Standstill

How long are you "experimenting" with B&W ? You seem to be all over the place without real concept of own style yet. "Black & White happened" has, IMO, poor tonal separation which causes me, as a viewer to lose sense of third dimension and subsequently sense of the shape of the subject. "Standstill" is on the other end, tones are weak, or rather "unsure" of themselves, which makes the picture just to gray or to monotonous. This was maybe not so easy subject at the moment in probably weak, morning light. And then we go to "Solitude". A composition, which could easily be of Adams or Weston. Good dynamic range from pure black to pure white. A lot of enticing details to hang eye on, this is a picture, which is not boring to look at. And has own spirit. Apart from few details like mentioned by Maria over sharpening (I don't know, I am a film photographer :1251:) and a bit to small dof to get the front plane details acceptably sharp, this is something to print large (small print will not do here) and hang on the wall.

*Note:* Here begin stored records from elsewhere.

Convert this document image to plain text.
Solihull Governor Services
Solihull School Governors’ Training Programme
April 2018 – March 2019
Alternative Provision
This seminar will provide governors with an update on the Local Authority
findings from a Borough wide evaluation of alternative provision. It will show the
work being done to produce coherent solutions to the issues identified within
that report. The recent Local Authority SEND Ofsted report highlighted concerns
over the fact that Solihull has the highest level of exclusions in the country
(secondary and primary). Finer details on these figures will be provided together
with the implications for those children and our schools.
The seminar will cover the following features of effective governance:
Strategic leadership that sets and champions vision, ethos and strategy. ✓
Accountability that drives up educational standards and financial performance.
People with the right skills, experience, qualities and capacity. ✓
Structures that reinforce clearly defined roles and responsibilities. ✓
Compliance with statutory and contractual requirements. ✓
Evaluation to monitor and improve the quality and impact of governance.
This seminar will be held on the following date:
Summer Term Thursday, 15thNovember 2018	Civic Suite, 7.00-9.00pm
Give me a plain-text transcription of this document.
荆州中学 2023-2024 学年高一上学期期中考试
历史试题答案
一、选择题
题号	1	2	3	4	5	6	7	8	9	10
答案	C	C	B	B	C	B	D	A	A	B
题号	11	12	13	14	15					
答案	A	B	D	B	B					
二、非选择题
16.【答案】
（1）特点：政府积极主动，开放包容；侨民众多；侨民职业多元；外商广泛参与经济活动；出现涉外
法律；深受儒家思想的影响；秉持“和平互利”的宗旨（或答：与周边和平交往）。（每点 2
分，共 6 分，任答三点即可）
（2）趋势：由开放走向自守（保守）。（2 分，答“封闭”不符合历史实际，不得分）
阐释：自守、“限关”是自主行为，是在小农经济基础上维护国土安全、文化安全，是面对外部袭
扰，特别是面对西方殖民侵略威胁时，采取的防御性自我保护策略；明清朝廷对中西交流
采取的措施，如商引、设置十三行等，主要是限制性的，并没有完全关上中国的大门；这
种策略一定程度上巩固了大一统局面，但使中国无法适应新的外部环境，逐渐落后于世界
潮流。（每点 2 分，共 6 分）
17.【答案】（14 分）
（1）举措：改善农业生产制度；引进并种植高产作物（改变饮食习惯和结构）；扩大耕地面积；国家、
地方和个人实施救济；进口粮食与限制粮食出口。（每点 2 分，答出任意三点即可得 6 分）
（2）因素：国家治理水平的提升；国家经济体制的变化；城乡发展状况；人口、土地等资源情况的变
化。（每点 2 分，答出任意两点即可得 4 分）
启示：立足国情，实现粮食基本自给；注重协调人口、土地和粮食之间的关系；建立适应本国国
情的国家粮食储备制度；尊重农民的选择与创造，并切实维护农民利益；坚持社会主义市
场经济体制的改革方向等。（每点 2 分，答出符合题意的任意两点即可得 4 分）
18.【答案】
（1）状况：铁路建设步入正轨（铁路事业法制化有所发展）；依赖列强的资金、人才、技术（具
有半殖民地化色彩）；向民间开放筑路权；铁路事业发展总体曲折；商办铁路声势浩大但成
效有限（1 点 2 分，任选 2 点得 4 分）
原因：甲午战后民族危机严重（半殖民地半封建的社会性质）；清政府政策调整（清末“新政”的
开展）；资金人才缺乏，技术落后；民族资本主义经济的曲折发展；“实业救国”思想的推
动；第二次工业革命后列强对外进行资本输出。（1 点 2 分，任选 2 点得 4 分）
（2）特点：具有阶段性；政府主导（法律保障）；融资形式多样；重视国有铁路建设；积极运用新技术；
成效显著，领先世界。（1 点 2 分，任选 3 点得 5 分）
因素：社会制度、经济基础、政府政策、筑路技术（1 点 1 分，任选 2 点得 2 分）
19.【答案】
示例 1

So keep going, but with purpose. Try first to impress yourself before you do something to only impress us. Good luck.
 
Thank you very much Timor; i agree you are 100% right. Since i am a science teacher, i am not able to dedicate too much time to this another immensely vast science of photography... yet i have to keep in touch with this to satiate my affection and have to share with people to satiate my minuscule ego ;) so please bear with me and keep on giving valuable advice; it will help not only me, but many other who read them; thank you again :)
 
am a science teacher,
That's a good news. It means, that you have analytic and disciplined mind. That will help. Photography is a funny thing, first you look around with romantic eye, pick a subject, pick composition, all along the feelings you have in you, you create a vision. Then come technical questions and analysis how to make it work in a photograph. So you need both abilities working almost at the same time. Over the time it comes naturally.
There is one trick which can help in creative process. You have a picture you like, you worked on it for a while on the computer. Now print it, maybe 8x10 or 11x14, pin it to the wall in a good place and study it for couple of weeks. See, how it works for you and what changes you would do now. It is quite different from looking at the computer screen.